New in the Pharmakon Library: BDY DBL drawings

  • Type: event
  • Location: Pharmakon Library , San Francisco, California
  • Starts: Jun 28 2011 at 11:25PM
  • outbound link ↱
New in the Pharmakon Library:
KATHRYN GARCIA BDY DBL / drawings 2011
Brooklyn-based Kathryn Garcia's studies for THE FLOOD+SEQUENCE DEBASE
selected/photographed by Christina McPhee
Kathy Garcia and Sarvia Jasso are curating a series of events this week in Los Angeles at Human Resources in Chinatown
Artists include: Theo Adams, Skip Arnold, CHOKRA, Coco Dolle, Zackary Drucker, Juan Pablo Echeverri, Fine Art Union, Gordon Flores, Kathryn Garcia, Paul Gellman, Katy Grannan, Wynne Greenwood, David Jones, Dawn Kasper, Brian Kenny, Rosalie Knox, Lynn Hershman Leeson, Benjamin Alexander Huseby and Lars Laumann, Bruce La Bruce, Danielle Levitt, Lovett/Codagnone, Manon, Nadja Verena Marcin, Lucas Michael, Slava Mogutin, Tameka Norris, ORLAN, Maria Petschnig, Breyer P-Orridge, HunterReynolds, Natalie Rodgers, Michael Rudnick, Ira Sachs, Rafael Sanchez, Carolee Schneemann, Scottee, Michael Sharkey, Jack Smith, Matthew Stone,Toshinori Tanaka, Tobaron Waxman, Marnie Weber, Samuel White, Martha
Wilson, Rona Yefman

The curators write, "The title of the exhibition is meant to
expand upon queer notions of sex and challenge the idea of queer vs
normal. For years, the word could not have been used without derogatory
connotations. Even before it was reclaimed by the gay community as a
sign of defiance, it was also used to define anything that was
considered deviant, outsider and/or abnormal. According to Judith
Butler, queer is “a site of collective contestation, the point of
departure for a set of historical reflections and futural imaginings”.

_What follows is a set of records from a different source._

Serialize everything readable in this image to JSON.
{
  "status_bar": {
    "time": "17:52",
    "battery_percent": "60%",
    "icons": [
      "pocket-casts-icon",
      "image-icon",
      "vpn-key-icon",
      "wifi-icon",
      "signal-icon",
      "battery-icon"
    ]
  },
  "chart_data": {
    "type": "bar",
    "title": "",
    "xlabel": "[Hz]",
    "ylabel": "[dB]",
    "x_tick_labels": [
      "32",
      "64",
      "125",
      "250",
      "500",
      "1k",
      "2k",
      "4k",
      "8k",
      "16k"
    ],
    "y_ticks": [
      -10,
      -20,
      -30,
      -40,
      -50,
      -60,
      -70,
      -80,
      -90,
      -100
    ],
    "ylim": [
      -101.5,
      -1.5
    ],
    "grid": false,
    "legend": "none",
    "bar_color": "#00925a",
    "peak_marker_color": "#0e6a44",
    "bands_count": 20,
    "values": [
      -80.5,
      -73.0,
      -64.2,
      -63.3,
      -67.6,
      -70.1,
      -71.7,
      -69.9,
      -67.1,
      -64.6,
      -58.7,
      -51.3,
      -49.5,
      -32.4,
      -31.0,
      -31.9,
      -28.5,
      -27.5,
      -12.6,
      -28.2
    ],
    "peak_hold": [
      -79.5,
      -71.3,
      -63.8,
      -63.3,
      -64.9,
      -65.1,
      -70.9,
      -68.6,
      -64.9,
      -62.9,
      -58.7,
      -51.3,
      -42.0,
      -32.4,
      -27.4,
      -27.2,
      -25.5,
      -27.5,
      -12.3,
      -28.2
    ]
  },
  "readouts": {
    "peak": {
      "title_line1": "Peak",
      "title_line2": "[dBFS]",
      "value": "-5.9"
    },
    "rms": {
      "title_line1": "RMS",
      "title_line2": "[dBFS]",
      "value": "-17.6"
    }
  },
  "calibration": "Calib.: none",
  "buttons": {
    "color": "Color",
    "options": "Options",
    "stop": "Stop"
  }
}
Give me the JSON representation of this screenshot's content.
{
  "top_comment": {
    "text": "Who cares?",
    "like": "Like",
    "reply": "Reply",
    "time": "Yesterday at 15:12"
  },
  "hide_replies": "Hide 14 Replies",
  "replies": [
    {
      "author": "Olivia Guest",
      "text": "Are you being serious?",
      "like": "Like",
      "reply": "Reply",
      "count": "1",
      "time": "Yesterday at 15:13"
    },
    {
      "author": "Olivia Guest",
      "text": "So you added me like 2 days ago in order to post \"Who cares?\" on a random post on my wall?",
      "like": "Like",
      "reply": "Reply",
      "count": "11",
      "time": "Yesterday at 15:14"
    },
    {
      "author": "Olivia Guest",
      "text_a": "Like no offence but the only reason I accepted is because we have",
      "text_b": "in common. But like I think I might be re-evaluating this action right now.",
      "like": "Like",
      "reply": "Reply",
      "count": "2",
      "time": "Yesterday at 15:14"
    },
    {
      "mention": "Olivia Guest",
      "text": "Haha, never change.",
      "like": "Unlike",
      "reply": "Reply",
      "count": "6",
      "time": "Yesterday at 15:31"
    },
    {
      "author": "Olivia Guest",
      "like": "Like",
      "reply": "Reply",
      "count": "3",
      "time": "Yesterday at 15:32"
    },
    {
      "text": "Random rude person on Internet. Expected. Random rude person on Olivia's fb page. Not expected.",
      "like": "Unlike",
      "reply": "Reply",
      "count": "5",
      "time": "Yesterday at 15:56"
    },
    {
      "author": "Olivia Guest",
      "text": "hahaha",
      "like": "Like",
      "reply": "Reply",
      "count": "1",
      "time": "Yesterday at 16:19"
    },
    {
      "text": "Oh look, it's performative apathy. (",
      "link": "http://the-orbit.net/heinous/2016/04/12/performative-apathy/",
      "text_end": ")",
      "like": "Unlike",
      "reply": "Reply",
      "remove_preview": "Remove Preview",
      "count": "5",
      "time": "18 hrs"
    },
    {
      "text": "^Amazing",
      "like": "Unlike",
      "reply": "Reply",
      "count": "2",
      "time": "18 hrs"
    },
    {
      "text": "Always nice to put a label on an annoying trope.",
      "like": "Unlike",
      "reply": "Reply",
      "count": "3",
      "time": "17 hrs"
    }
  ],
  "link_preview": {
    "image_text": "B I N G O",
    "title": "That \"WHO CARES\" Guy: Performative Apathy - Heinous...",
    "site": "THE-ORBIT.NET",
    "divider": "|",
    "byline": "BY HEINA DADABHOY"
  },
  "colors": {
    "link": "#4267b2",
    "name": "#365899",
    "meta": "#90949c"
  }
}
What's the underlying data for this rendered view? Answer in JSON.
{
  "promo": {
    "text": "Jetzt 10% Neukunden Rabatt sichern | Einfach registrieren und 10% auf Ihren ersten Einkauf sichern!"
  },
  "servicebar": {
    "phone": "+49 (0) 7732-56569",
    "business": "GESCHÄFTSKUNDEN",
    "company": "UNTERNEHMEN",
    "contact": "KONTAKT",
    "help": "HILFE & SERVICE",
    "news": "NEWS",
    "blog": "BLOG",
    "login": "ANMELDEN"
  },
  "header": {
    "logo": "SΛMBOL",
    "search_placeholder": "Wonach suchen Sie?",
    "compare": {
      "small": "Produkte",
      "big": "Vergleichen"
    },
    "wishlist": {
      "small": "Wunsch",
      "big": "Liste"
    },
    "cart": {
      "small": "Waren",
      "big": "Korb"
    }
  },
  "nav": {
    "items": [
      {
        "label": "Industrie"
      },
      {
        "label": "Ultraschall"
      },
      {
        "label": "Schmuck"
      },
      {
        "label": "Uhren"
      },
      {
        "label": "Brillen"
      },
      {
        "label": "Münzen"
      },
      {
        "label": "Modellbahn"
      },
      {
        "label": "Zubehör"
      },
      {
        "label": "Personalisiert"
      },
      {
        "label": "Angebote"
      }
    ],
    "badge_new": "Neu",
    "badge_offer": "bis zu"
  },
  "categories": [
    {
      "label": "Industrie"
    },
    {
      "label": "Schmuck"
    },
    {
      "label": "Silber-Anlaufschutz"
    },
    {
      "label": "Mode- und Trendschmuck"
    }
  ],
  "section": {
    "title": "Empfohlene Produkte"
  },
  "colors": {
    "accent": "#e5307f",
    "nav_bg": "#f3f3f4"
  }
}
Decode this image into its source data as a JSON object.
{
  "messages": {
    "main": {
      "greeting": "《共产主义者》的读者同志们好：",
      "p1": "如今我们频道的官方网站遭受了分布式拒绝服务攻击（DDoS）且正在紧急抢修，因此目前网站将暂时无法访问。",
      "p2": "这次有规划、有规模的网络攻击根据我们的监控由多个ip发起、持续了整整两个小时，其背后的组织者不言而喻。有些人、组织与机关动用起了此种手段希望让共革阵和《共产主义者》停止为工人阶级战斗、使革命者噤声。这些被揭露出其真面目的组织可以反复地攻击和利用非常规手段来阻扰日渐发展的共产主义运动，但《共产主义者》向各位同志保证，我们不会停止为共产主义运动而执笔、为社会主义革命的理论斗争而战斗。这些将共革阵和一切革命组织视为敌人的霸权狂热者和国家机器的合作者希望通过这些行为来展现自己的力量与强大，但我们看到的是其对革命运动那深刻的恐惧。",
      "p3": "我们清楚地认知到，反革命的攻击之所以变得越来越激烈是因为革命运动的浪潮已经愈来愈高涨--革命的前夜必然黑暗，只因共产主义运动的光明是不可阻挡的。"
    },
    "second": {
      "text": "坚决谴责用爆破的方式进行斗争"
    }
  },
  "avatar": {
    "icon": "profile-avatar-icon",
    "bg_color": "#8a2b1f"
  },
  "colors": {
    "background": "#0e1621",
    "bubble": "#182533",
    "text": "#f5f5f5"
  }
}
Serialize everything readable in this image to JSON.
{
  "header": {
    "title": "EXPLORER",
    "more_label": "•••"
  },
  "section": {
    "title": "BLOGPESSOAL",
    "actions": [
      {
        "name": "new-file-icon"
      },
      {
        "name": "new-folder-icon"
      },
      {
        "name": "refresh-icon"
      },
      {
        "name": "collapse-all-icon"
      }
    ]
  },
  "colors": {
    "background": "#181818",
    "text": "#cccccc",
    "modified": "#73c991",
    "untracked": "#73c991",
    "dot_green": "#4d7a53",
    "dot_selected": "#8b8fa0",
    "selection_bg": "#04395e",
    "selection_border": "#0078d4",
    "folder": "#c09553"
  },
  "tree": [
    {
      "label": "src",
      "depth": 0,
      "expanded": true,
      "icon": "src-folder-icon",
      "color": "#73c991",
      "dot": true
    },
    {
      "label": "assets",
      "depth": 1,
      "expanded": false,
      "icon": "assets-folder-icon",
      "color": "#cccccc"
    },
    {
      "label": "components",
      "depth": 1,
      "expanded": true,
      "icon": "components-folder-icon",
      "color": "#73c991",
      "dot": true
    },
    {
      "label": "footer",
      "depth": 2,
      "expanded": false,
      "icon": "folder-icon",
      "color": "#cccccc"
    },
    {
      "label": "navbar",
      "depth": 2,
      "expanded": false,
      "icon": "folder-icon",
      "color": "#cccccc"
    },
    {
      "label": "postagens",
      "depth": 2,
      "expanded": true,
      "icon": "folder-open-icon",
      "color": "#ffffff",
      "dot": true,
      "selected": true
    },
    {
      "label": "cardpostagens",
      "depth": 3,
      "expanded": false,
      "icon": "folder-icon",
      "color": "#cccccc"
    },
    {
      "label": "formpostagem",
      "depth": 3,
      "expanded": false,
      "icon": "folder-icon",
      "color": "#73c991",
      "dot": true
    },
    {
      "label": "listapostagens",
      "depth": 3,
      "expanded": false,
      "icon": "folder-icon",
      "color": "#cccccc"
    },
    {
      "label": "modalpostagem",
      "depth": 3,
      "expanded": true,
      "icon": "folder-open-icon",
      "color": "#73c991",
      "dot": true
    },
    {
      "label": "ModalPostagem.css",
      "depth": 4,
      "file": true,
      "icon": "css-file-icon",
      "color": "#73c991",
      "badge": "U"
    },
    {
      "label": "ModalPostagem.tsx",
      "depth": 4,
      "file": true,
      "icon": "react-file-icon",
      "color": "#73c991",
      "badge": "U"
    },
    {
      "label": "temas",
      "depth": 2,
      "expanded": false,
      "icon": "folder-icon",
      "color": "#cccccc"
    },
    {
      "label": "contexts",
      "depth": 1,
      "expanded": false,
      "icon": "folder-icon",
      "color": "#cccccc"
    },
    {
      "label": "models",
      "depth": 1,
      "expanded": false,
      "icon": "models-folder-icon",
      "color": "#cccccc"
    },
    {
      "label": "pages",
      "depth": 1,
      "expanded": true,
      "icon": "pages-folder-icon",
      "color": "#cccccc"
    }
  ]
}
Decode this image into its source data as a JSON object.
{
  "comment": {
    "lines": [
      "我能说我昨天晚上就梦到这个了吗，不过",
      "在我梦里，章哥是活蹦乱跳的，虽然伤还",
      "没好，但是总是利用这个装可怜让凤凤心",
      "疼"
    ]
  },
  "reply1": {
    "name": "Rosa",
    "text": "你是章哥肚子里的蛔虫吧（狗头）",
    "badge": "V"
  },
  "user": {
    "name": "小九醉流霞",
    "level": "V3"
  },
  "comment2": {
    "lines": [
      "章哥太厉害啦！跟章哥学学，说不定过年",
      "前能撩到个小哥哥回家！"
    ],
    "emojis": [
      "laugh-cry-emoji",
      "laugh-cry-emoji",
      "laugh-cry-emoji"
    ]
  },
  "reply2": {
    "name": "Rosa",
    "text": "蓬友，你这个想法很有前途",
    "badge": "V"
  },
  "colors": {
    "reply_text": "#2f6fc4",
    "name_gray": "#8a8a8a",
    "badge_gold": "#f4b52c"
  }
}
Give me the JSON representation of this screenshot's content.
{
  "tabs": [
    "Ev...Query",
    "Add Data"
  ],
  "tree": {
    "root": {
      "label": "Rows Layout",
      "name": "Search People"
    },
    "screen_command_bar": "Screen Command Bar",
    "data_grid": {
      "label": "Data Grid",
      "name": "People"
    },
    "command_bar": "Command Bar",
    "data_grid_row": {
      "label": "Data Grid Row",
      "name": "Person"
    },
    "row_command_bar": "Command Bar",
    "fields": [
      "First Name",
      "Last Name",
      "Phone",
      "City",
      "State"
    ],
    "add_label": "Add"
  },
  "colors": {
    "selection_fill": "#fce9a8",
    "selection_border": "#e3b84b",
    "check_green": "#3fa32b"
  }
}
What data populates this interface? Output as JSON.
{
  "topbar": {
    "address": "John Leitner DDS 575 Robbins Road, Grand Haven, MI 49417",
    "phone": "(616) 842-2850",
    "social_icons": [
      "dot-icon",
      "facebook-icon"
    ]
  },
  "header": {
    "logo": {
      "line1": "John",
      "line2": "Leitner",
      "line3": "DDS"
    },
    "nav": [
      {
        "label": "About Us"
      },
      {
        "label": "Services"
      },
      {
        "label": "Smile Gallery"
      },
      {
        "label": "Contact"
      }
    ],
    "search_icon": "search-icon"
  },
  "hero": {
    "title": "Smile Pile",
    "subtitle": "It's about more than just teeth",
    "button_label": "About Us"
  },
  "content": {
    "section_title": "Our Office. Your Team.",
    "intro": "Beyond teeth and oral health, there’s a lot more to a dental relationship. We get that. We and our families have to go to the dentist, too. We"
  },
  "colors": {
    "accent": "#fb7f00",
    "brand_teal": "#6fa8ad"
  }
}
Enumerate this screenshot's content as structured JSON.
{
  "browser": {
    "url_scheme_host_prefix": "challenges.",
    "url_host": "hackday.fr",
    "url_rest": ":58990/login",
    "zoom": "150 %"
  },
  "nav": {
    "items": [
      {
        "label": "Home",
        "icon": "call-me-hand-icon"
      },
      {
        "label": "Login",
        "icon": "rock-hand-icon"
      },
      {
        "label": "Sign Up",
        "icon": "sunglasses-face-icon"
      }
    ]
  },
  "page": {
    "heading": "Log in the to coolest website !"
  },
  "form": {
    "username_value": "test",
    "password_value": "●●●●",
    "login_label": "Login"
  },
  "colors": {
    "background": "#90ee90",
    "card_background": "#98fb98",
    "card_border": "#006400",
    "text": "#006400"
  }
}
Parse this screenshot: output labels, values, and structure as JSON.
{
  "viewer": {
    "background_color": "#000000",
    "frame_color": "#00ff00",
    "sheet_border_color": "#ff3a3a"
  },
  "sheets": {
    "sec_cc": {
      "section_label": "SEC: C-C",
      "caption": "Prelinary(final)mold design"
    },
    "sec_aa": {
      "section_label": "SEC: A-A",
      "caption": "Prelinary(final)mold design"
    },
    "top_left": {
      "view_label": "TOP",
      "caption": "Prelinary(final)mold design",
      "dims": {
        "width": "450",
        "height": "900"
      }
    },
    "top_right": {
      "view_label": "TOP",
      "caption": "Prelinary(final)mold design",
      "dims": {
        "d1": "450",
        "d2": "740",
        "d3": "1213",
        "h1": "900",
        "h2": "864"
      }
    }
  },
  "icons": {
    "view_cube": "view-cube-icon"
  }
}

In Queering Sex, with its inter-generational approach, we are positing
that queer exists on multiple planes of non-linearity and is beyond
hetero and homo-normative distinctions. Queer is an idea that is
constantly evolving, changing, and adapting to its current climate.
As a whole, Queering Sex proposes the question, what does it mean to be “queer” nowadays?"